Left: Appearing first on the world stage in June 1940 as a recently promoted French brigadier general now in London exile, Charles de Gaulle quickly angered his English host, Prime Minister (since May 1940) Winston Churchill, and the President of the United States, Franklin D. Roosevelt. Churchill, who described de Gaulle in mid-1940 as “the man of destiny at the hour of reckoning,” came to view de Gaulle as selfish, vain, an opportunist, unscrupulous, “ambitious to the last decree,” a man he suspected of having “fascist tendencies.” Roosevelt viewed de Gaulle as suffering from delusions of grandeur, labeling him “well-nigh intolerable” and doubting for much of the war period that de Gaulle enjoyed the support of the French people that he claimed. Churchill and Roosevelt are alleged to have plotted to remove de Gaulle as leader of the French resistance at a critical moment in World War II. In May 1943 de Gaulle decamped from London to set up his Free French base in Algiers in North Africa, now finally freed of the Axis menace. Churchill and Roosevelt sidelined him in the planning for France’s liberation (Operation Overlord), but de Gaulle outflanked his two Western opponents when he entered Paris on August 25, 1944, set up a provisional government, and forced the Allied coalition to recognize him as France’s legitimate leader.

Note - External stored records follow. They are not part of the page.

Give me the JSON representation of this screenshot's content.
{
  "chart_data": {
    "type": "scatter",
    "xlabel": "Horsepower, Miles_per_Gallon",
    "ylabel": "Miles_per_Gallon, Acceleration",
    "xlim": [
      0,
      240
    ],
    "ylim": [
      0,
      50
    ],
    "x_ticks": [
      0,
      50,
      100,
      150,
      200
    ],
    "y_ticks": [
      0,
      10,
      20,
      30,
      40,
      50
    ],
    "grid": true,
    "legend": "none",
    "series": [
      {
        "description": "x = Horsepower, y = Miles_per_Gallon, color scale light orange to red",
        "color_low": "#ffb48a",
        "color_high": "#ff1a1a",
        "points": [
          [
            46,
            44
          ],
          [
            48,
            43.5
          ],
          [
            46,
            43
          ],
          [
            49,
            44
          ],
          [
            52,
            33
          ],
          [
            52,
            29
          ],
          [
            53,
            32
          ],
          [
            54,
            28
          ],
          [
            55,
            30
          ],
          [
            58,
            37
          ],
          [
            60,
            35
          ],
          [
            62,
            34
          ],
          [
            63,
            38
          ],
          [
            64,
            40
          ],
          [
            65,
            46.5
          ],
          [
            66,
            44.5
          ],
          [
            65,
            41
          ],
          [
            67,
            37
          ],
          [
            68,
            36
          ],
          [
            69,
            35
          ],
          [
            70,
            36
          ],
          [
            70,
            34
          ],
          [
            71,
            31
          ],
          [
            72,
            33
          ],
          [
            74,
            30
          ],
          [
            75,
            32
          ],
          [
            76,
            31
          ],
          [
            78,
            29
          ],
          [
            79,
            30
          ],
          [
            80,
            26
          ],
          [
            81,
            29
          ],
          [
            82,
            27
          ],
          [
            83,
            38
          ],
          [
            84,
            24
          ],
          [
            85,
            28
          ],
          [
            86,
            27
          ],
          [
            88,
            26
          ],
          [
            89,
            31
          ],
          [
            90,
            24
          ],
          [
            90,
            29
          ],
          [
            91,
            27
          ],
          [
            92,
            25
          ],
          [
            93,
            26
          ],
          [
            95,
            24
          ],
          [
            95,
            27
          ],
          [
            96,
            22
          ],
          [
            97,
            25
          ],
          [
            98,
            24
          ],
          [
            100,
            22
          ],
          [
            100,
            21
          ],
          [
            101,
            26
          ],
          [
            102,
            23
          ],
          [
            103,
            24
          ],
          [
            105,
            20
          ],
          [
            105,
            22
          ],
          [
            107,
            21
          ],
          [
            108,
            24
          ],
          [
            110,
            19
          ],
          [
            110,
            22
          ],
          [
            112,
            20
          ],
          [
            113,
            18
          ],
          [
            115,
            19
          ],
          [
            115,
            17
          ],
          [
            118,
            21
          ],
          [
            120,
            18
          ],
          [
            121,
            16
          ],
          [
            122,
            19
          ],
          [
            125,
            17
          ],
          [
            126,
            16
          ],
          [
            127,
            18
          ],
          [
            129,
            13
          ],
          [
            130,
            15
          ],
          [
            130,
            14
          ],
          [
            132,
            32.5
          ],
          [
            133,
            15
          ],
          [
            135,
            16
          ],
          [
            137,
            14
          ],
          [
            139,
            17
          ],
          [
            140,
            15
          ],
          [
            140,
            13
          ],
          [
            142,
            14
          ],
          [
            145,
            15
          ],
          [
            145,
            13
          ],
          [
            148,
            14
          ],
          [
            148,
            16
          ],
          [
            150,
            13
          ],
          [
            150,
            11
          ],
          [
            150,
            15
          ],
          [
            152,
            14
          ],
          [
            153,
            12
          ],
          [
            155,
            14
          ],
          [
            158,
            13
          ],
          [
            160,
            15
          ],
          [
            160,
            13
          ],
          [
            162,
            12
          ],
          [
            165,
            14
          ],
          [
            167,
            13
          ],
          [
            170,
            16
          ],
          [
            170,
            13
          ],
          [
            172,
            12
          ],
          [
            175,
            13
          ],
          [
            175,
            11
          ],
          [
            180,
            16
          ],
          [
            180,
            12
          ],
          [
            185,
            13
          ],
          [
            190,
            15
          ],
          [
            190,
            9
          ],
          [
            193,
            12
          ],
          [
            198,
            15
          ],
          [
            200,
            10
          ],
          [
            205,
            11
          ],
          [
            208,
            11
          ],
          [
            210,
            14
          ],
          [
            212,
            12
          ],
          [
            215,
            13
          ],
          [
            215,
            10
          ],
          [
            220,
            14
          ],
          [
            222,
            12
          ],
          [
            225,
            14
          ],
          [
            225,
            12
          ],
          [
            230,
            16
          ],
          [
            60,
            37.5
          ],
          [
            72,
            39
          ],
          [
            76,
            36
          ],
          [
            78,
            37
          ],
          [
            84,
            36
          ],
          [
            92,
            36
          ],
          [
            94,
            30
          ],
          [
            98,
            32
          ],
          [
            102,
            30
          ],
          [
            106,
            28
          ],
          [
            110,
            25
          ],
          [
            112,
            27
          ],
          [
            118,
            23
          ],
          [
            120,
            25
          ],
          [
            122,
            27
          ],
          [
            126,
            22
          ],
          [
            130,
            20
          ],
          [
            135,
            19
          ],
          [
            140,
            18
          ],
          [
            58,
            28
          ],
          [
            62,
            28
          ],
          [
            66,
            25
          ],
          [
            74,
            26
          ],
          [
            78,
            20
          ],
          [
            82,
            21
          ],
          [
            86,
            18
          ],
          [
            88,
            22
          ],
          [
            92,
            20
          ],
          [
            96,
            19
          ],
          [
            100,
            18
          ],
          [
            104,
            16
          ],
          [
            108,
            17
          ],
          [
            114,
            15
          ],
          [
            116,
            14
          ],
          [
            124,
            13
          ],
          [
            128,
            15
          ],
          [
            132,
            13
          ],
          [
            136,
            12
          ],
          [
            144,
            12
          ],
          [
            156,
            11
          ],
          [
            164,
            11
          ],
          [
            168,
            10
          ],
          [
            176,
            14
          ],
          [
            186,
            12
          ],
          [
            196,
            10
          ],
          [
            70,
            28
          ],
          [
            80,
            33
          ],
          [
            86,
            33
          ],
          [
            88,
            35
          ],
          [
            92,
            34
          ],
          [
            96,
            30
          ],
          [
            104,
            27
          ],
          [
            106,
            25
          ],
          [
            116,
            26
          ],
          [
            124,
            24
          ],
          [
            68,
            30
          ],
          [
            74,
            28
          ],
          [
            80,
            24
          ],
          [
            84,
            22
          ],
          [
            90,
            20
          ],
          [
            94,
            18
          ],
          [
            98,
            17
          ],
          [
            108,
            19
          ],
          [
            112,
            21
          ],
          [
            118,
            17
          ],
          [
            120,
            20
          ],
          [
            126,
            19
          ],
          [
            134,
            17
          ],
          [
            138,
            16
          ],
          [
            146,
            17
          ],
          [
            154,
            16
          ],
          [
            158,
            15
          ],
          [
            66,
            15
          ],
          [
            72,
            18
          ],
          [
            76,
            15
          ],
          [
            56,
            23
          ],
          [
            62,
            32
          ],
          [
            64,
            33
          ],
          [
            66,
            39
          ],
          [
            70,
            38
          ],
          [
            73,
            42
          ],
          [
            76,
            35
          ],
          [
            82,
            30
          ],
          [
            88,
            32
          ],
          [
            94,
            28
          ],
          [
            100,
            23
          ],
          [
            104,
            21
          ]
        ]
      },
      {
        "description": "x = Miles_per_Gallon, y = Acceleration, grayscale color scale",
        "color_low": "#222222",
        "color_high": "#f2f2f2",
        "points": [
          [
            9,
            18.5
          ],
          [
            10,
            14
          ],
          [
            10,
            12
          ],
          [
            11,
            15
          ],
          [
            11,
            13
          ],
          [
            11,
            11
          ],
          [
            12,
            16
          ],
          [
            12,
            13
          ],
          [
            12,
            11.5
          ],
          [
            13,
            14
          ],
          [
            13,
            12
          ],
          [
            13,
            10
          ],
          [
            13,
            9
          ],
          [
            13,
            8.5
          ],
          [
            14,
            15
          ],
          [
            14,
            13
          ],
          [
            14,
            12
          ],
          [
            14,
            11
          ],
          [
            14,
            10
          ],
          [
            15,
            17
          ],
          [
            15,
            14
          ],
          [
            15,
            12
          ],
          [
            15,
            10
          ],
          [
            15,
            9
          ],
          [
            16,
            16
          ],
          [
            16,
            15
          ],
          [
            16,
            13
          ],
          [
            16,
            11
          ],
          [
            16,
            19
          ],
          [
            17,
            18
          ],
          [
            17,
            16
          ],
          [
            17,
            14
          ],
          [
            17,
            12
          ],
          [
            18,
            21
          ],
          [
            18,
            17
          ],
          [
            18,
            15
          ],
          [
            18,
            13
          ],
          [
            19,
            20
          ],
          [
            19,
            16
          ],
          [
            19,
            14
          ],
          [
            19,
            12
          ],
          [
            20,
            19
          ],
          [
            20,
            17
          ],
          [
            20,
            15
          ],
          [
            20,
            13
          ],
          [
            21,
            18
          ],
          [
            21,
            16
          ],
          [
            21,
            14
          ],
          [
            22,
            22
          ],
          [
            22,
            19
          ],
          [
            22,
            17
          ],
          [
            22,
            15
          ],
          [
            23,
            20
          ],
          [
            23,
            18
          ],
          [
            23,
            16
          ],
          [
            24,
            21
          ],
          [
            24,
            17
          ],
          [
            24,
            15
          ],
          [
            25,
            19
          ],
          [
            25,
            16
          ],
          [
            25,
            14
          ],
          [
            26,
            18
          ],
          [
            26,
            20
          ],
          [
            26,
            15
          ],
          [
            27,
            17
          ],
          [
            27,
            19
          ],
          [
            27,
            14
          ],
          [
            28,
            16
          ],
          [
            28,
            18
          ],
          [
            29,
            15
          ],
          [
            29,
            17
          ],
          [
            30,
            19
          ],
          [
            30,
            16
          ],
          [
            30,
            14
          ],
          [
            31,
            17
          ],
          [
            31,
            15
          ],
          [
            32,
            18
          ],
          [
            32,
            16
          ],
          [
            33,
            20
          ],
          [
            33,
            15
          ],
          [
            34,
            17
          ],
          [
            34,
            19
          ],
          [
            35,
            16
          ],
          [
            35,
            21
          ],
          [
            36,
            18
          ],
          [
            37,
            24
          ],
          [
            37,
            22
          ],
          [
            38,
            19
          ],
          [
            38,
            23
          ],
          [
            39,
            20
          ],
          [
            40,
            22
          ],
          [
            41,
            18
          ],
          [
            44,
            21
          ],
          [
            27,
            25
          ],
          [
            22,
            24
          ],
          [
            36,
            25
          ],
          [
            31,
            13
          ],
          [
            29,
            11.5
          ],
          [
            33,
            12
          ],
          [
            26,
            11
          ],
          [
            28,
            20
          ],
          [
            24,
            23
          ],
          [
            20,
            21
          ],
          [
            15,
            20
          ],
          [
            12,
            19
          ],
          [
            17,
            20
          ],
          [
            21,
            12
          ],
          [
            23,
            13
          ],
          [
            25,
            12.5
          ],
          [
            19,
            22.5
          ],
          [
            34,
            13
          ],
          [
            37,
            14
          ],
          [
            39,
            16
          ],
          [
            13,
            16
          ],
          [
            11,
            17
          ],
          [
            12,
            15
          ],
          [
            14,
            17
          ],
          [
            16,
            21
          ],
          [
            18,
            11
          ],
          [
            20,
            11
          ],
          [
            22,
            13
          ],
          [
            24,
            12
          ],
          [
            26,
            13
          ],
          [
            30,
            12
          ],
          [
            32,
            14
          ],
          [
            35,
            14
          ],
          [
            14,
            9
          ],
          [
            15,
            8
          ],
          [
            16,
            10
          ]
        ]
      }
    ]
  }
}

Right: De Gaulle fought a number of wars as the most prominent leader of the Free French movement: a public war against Germany and its Vichy hirelings and a private war against the Roosevelt administration, which promoted French Gen. Henri Giraud as a rival leader to de Gaulle, and Churchill and his British ministers. One of de Gaulle’s advisers remarked that “the General must constantly be reminded that our main enemy is Germany. If he would follow his own inclination, it would be England.” Before departing London for Algiers in 1943, de Gaulle said goodbye to Churchill’s foreign secretary, Anthony Eden, who asked him: “Do you know you have given us more difficulty than all our European allies?” De Gaulle responded: “I have no doubt of it.”